Research Article: A mathematical model of Clostridium difficile transmission in medical wards and a cost-effectiveness analysis comparing different strategies for laboratory diagnosis and patient isolation

Date Published: February 10, 2017

Publisher: Public Library of Science

Author(s): Vered Schechner, Yehuda Carmeli, Moshe Leshno, Gayatri Vedantam.


Clostridium difficile infection (CDI) is a common and potentially fatal healthcare-associated infection. Improving diagnostic tests and infection control measures may prevent transmission. We aimed to determine, in resource-limited settings, whether it is more effective and cost-effective to allocate resources to isolation or to diagnostics.

We constructed a mathematical model of CDI transmission based on hospital data (9 medical wards, 350 beds) between March 2010 and February 2013. The model consisted of three compartments: susceptible patients, asymptomatic carriers and CDI patients. We used our model results to perform a cost-effectiveness analysis, comparing four strategies that were different combinations of 2 test methods (the two-step test and uniform PCR) and 2 infection control measures (contact isolation in multiple-bed rooms or single-bed rooms/cohorting). For each strategy, we calculated the annual cost (of CDI diagnosis and isolation) for a decrease of 1 in the average daily number of CDI patients; the strategy of the two-step test and contact isolation in multiple-bed rooms was the reference strategy.

Our model showed that the average number of CDI patients increased exponentially as the transmission rate increased. Improving diagnosis by adopting uniform PCR assay reduced the average number of CDI cases per day per 350 beds from 9.4 to 8.5, while improving isolation by using single-bed rooms reduced the number to about 1; the latter was cost saving.

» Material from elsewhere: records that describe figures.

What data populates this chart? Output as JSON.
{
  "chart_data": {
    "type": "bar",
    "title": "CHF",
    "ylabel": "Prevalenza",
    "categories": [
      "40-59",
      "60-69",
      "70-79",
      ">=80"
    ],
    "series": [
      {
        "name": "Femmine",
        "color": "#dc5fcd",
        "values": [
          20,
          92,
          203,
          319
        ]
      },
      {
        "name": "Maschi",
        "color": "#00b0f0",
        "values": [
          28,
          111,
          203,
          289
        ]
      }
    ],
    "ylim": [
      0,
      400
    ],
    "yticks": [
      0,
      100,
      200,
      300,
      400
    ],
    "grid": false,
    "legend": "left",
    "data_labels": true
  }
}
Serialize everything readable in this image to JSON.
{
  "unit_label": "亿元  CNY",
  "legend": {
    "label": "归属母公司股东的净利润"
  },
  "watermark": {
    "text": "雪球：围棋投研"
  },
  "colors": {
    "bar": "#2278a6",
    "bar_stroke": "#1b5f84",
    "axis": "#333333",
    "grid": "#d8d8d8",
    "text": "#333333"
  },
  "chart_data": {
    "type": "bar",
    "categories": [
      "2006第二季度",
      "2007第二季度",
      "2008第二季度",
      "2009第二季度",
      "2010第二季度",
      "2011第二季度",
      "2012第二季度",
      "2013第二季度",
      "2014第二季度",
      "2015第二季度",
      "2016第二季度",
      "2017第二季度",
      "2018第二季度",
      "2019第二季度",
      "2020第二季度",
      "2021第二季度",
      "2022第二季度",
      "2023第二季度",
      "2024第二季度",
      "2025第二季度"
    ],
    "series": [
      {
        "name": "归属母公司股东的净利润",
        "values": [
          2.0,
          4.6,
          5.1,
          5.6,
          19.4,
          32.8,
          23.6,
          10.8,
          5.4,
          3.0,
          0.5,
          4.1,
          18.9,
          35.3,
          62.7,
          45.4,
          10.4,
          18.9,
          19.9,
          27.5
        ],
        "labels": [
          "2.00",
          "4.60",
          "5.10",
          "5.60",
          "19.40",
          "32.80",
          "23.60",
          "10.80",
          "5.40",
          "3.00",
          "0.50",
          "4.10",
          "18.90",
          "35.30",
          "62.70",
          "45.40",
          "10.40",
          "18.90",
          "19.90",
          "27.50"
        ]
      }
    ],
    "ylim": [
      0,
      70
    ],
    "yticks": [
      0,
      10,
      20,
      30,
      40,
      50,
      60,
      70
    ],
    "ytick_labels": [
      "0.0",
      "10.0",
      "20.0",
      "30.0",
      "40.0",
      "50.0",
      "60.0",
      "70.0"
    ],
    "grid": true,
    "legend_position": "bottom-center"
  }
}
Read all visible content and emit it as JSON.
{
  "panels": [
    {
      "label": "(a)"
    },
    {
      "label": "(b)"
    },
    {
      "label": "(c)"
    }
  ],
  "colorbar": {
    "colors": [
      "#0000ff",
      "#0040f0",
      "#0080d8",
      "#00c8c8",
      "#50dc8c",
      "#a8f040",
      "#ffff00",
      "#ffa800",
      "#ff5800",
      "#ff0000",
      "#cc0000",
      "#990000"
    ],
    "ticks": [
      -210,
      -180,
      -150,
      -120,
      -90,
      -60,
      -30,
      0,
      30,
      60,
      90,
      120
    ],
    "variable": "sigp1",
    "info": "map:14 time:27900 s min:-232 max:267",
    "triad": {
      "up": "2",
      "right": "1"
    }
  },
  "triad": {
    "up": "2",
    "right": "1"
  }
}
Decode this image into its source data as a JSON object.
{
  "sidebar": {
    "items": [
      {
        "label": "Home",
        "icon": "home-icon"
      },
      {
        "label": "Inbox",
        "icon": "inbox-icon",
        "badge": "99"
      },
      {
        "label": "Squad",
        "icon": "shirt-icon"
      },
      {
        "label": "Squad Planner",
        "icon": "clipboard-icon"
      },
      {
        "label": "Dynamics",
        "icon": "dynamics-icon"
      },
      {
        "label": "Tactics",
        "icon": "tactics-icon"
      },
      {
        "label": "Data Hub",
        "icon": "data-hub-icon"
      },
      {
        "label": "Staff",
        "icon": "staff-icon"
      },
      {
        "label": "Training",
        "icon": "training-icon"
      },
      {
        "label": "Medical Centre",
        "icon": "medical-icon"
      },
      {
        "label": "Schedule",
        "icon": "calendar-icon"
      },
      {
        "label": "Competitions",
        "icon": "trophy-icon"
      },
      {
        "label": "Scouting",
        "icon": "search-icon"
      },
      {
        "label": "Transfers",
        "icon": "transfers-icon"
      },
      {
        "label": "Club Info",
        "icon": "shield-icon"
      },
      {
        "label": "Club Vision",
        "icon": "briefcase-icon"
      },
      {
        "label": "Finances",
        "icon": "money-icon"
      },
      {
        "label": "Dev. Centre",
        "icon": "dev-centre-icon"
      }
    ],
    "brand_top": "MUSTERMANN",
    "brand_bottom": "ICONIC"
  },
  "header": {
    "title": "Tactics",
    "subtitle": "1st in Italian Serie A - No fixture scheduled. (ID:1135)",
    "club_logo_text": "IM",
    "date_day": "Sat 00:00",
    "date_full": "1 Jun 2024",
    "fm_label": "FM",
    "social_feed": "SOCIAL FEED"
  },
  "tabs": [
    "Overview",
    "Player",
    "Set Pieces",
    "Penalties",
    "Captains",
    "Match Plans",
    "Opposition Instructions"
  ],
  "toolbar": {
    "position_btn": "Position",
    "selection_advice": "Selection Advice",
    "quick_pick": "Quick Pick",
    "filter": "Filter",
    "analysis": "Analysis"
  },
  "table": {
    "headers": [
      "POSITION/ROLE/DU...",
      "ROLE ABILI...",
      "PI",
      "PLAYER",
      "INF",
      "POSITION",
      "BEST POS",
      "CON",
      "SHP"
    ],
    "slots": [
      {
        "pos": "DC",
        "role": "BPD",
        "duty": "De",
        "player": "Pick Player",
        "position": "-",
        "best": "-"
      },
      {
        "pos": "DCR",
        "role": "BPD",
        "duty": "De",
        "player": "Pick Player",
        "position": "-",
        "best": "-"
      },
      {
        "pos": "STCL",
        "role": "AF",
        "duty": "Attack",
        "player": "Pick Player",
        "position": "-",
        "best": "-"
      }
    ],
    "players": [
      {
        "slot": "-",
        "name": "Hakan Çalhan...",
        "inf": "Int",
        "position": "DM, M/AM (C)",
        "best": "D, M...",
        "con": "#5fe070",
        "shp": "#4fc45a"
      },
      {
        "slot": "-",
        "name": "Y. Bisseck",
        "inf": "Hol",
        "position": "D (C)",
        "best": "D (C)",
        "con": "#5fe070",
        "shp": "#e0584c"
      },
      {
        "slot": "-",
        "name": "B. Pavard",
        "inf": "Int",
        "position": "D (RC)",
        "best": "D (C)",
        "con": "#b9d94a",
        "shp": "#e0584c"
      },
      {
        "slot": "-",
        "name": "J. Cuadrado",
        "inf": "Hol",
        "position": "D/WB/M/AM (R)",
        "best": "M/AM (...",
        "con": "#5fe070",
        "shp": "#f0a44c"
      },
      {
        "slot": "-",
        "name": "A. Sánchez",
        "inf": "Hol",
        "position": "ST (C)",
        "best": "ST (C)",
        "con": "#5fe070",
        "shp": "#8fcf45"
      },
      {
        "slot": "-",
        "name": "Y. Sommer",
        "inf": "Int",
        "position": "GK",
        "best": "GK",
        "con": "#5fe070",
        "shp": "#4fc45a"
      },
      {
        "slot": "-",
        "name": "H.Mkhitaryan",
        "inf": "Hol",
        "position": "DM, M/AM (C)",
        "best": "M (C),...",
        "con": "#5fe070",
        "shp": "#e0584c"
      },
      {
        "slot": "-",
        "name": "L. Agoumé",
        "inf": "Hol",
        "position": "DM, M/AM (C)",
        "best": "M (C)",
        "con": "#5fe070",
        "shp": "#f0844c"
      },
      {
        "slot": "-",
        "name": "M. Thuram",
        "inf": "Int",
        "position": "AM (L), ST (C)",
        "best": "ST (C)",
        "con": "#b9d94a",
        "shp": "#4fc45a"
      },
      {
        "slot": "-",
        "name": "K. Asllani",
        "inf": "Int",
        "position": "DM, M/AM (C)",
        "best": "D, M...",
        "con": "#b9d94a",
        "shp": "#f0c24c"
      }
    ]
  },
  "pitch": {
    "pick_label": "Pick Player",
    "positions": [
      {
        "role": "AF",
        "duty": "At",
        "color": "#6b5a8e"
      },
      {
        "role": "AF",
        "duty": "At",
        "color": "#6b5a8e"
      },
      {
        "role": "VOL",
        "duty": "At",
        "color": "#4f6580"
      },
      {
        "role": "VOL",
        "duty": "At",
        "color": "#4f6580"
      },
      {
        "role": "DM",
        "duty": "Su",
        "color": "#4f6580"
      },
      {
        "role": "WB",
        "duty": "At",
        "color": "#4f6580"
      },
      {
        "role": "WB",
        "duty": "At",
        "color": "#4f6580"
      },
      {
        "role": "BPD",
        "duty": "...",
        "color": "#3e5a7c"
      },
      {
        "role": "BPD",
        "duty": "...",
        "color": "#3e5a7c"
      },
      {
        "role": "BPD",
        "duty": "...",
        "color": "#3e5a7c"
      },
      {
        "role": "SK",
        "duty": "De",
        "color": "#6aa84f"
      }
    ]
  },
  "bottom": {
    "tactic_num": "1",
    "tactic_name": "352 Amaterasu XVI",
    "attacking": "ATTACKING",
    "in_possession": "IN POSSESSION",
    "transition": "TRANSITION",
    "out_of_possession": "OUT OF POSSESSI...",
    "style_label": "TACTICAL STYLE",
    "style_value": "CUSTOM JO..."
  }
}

CDI can be decreased by better isolation and more sensitive laboratory methods. From the hospital perspective, improving isolation is more cost-effective than improving diagnostics.

Partial Text

Clostridium difficile infection (CDI) is a common and potentially fatal healthcare- associated infection; both the incidence and the severity have risen in recent years [1–2]. For CDI to develop, one has to acquire a toxigenic strain of C. difficile, which can either be carried asymptomatically or triggered to progress to disease [3]. The primary mode of C. difficile transmission within healthcare settings is from person-to-person via the fecal-oral route. It is commonly believed that C. difficile transmission is mainly from symptomatic patients with CDI and that transmission occurs when susceptible patients have direct or indirect (through the hands of healthcare workers) contact with fomites contaminated by the bacterium spores [4]. In addition, recent use of antimicrobials, which alter the normal gut flora, is a key trigger for symptomatic illness to develop [5]. Based on this understanding, the main components of CDI prevention in many practice guidelines include rapid and accurate diagnosis of CDI, contact isolation of symptomatic CDI cases, enhanced cleaning and disinfection of the environment and antibiotic stewardship programs [6–7]. However, molecular investigation of clinical isolates challenges this traditional view that most CDIs are acquired from known C. difficile infected patients and raises the possibility that at least in certain settings, transmission may largely result from asymptomatic (and therefore undiagnosed) carriers [8].

Managing CDI in healthcare settings is costly both in terms of diagnosis and isolation. In the short run, improving the sensitivity of testing has a paradoxically negative effect as the number of detected CDI cases increases. Yet, if we consider the total number of CDI cases (detected + undetected), the trend should be in the opposite direction since previously undetected cases are now detected and isolated, preventing further transmission. Indeed, in our hospital, if we account for cases missed because of imperfect test sensitivity, then the average daily number of CDI cases (detected + undetected) decreased by more than 1 (from 10.7 to 9.4 per 350 beds) due to the implementation of a more sensitive testing method. Therefore hospitals should not be discouraged by the seemingly ‘increasing numbers’ that accompany a change in diagnostic methods. In the long run, this will result in a reduction in the number of CDI cases as has been demonstrated [16].